The state of the art payout system for optical fiber guided missile systems employs precision helically wound, center fed skeins of fiber. This reel-less configuration is mechanically simple, with no rotating inertial mass, which could lead to fiber breakage during missile deployment due to tensile stress. However, a major weakness of this construction is its intrinsic lack of mechanical integrity and tendency to spontaneously unravel. Hence this "twine ball" payout approach requires a containment system which can be adjusted to withstand a wide range of conditions during use. For example, it must maintain the necessary precision wound construction during the vibration "g" loading and under environmental extremes expected during a mission such as extremes of temperature and humidity, yet be not so rigidly constrained as to cause undue tensile stress on the fiber during payout.
Organic low tack adhesives are known for this purpose.

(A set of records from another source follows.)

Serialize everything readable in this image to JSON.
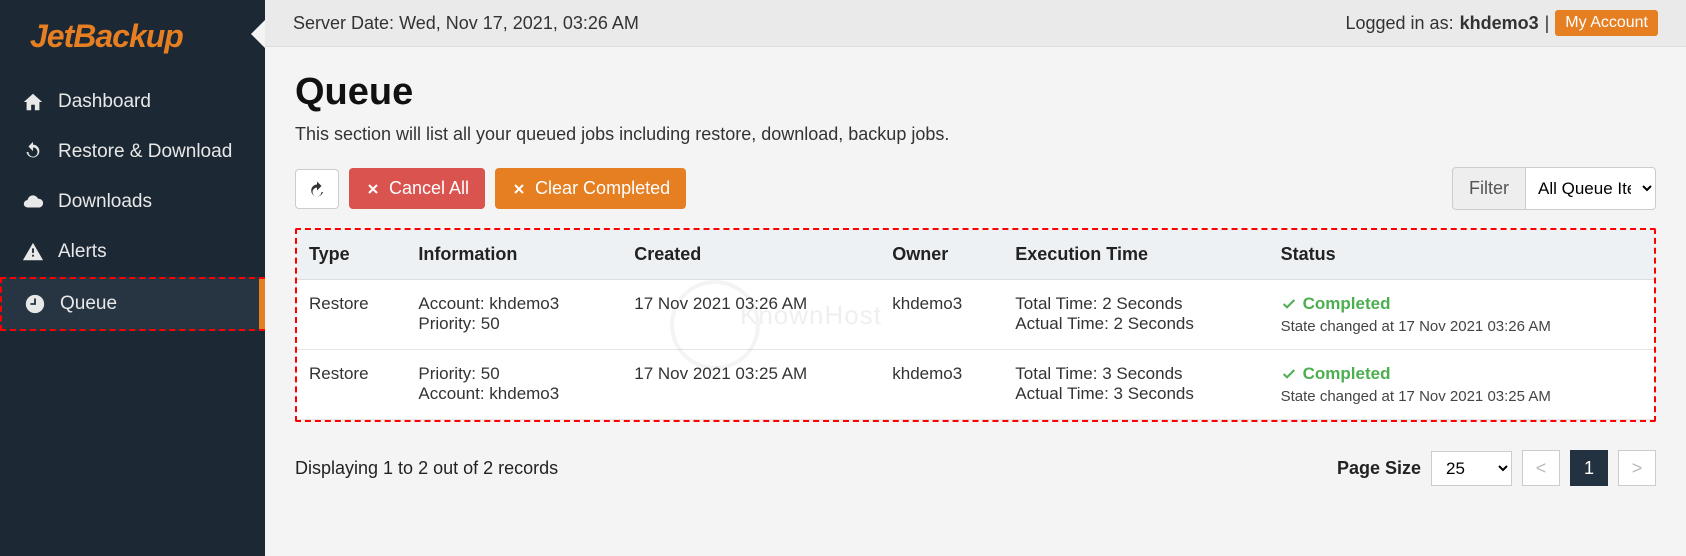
{
  "brand": "JetBackup",
  "topbar": {
    "server_date_label": "Server Date:",
    "server_date_value": "Wed, Nov 17, 2021, 03:26 AM",
    "logged_in_label": "Logged in as:",
    "logged_in_user": "khdemo3",
    "my_account": "My Account"
  },
  "sidebar": {
    "items": [
      {
        "label": "Dashboard",
        "icon": "home"
      },
      {
        "label": "Restore & Download",
        "icon": "refresh"
      },
      {
        "label": "Downloads",
        "icon": "cloud"
      },
      {
        "label": "Alerts",
        "icon": "alert"
      },
      {
        "label": "Queue",
        "icon": "clock",
        "active": true
      }
    ]
  },
  "page": {
    "title": "Queue",
    "description": "This section will list all your queued jobs including restore, download, backup jobs."
  },
  "toolbar": {
    "cancel_all": "Cancel All",
    "clear_completed": "Clear Completed",
    "filter": "Filter",
    "filter_select": "All Queue Items"
  },
  "table": {
    "headers": [
      "Type",
      "Information",
      "Created",
      "Owner",
      "Execution Time",
      "Status"
    ],
    "rows": [
      {
        "type": "Restore",
        "info_line1": "Account: khdemo3",
        "info_line2": "Priority: 50",
        "created": "17 Nov 2021 03:26 AM",
        "owner": "khdemo3",
        "exec_line1": "Total Time: 2 Seconds",
        "exec_line2": "Actual Time: 2 Seconds",
        "status": "Completed",
        "status_note": "State changed at 17 Nov 2021 03:26 AM"
      },
      {
        "type": "Restore",
        "info_line1": "Priority: 50",
        "info_line2": "Account: khdemo3",
        "created": "17 Nov 2021 03:25 AM",
        "owner": "khdemo3",
        "exec_line1": "Total Time: 3 Seconds",
        "exec_line2": "Actual Time: 3 Seconds",
        "status": "Completed",
        "status_note": "State changed at 17 Nov 2021 03:25 AM"
      }
    ]
  },
  "footer": {
    "summary": "Displaying 1 to 2 out of 2 records",
    "page_size_label": "Page Size",
    "page_size_value": "25",
    "current_page": "1"
  },
  "watermark": "KnownHost"
}
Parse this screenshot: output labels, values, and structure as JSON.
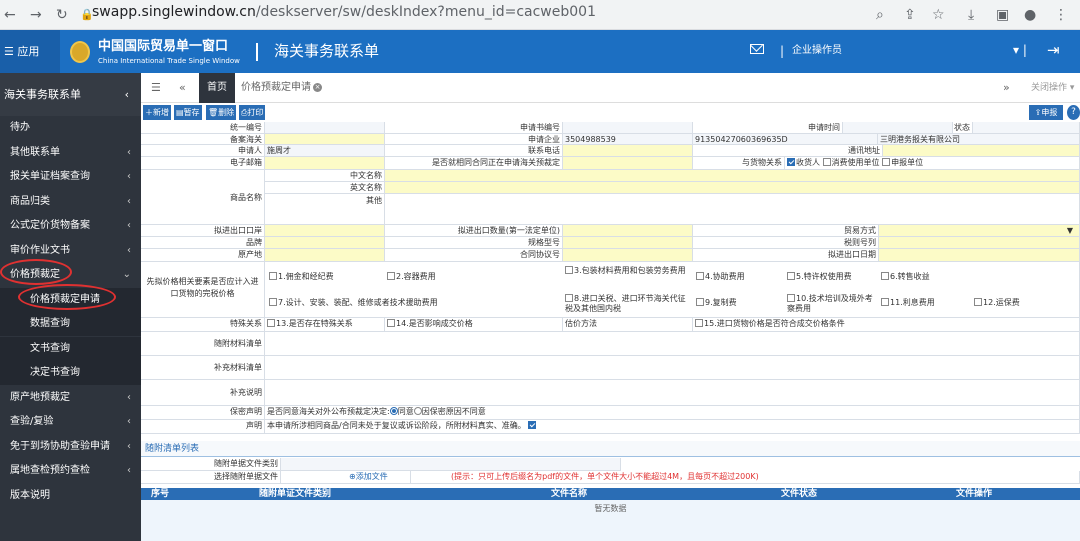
{
  "browser": {
    "url_host": "swapp.singlewindow.cn",
    "url_path": "/deskserver/sw/deskIndex?menu_id=cacweb001"
  },
  "header": {
    "app_label": "应用",
    "logo_cn": "中国国际贸易单一窗口",
    "logo_en": "China International Trade Single Window",
    "system_title": "海关事务联系单",
    "user_label": "企业操作员",
    "brand_color": "#1c6fc2"
  },
  "sidebar": {
    "top_label": "海关事务联系单",
    "items": [
      {
        "label": "待办",
        "chev": ""
      },
      {
        "label": "其他联系单",
        "chev": "‹"
      },
      {
        "label": "报关单证档案查询",
        "chev": "‹"
      },
      {
        "label": "商品归类",
        "chev": "‹"
      },
      {
        "label": "公式定价货物备案",
        "chev": "‹"
      },
      {
        "label": "审价作业文书",
        "chev": "‹"
      },
      {
        "label": "价格预裁定",
        "chev": "⌄"
      }
    ],
    "subitems": [
      "价格预裁定申请",
      "数据查询",
      "文书查询",
      "决定书查询"
    ],
    "items2": [
      {
        "label": "原产地预裁定",
        "chev": "‹"
      },
      {
        "label": "查验/复验",
        "chev": "‹"
      },
      {
        "label": "免于到场协助查验申请",
        "chev": "‹"
      },
      {
        "label": "属地查检预约查检",
        "chev": "‹"
      },
      {
        "label": "版本说明",
        "chev": ""
      }
    ]
  },
  "tabs": {
    "home": "首页",
    "active": "价格预裁定申请",
    "close_ops": "关闭操作"
  },
  "toolbar": {
    "add": "新增",
    "save": "暂存",
    "delete": "删除",
    "print": "打印",
    "declare": "申报"
  },
  "form": {
    "unified_no": "统一编号",
    "apply_no": "申请书编号",
    "apply_time": "申请时间",
    "status": "状态",
    "customs": "备案海关",
    "apply_company": "申请企业",
    "company_code": "3504988539",
    "credit_code": "91350427060369635D",
    "company_name": "三明港务报关有限公司",
    "applicant": "申请人",
    "applicant_name": "施周才",
    "contact_phone": "联系电话",
    "address": "通讯地址",
    "email": "电子邮箱",
    "same_contract": "是否就相同合同正在申请海关预裁定",
    "goods_relation": "与货物关系",
    "rel_consignee": "收货人",
    "rel_user": "消费使用单位",
    "rel_declarant": "申报单位",
    "goods_name": "商品名称",
    "name_cn": "中文名称",
    "name_en": "英文名称",
    "name_other": "其他",
    "port": "拟进出口口岸",
    "qty": "拟进出口数量(第一法定单位)",
    "trade_mode": "贸易方式",
    "brand": "品牌",
    "spec": "规格型号",
    "hs_code": "税则号列",
    "origin": "原产地",
    "contract_no": "合同协议号",
    "date": "拟进出口日期",
    "price_q": "先拟价格相关要素是否应计入进口货物的完税价格",
    "opts": [
      "1.佣金和经纪费",
      "2.容器费用",
      "3.包装材料费用和包装劳务费用",
      "4.协助费用",
      "5.特许权使用费",
      "6.转售收益",
      "7.设计、安装、装配、维修或者技术援助费用",
      "8.进口关税、进口环节海关代征税及其他国内税",
      "9.复制费",
      "10.技术培训及境外考察费用",
      "11.利息费用",
      "12.运保费"
    ],
    "special": "特殊关系",
    "opt13": "13.是否存在特殊关系",
    "opt14": "14.是否影响成交价格",
    "valuation": "估价方法",
    "opt15": "15.进口货物价格是否符合成交价格条件",
    "attach_list": "随附材料清单",
    "supp_list": "补充材料清单",
    "supp_note": "补充说明",
    "secret": "保密声明",
    "secret_q": "是否同意海关对外公布预裁定决定:",
    "agree": "同意",
    "disagree": "因保密原因不同意",
    "declare": "声明",
    "declare_text": "本申请所涉相同商品/合同未处于复议或诉讼阶段，所附材料真实、准确。"
  },
  "attach": {
    "title": "随附清单列表",
    "type_label": "随附单据文件类别",
    "file_label": "选择随附单据文件",
    "add_file": "添加文件",
    "tip": "(提示：只可上传后缀名为pdf的文件，单个文件大小不能超过4M，且每页不超过200K)",
    "columns": [
      "序号",
      "随附单证文件类别",
      "文件名称",
      "文件状态",
      "文件操作"
    ],
    "no_data": "暂无数据"
  }
}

The prior art has involved impregnating wound skeins with such low tack materials. The problem with this technique is the difficulty of achieving impregnation uniformity throughout the multiple layers of the skein. U.S. Pat. No. 4,950,049 to Darsey et al. addresses this problem by first pre-coating the fiber strand with a uniform layer of adhesive, and then winding. The adhesive is a thermally activated organic adhesive. The process sequence first applies the adhesive to the fiber in a zero tack state, then precision winding, and then thermally activating the adhesive system to tackiness. This achieves a bound precision wound skein, free of the microbending and built-in stresses inevitable in directly winding sticky fiber. However, with this approach, aging degradation and tackiness drift with temperature and humidity are still major problems upsetting the fine tuning required for reliable payout. Moreover, by their very nature, low tack adhesives are also likely to be low modulus materials with a thickness on the order of the fiber diameter (about 125 microns) so that, during storage, the twined fibers have a tendency to take a deformation set at bearing contact points, farther disrupting skein payout evenness.
Winding processes are also well known for such prior art arrangements. Thus, U.S. Pat. No. 5,179,613 to Cronk describes a typical process for forming a self-supporting coil of optical fiber which has convolutions adhered together by a thermoplastic adhesive.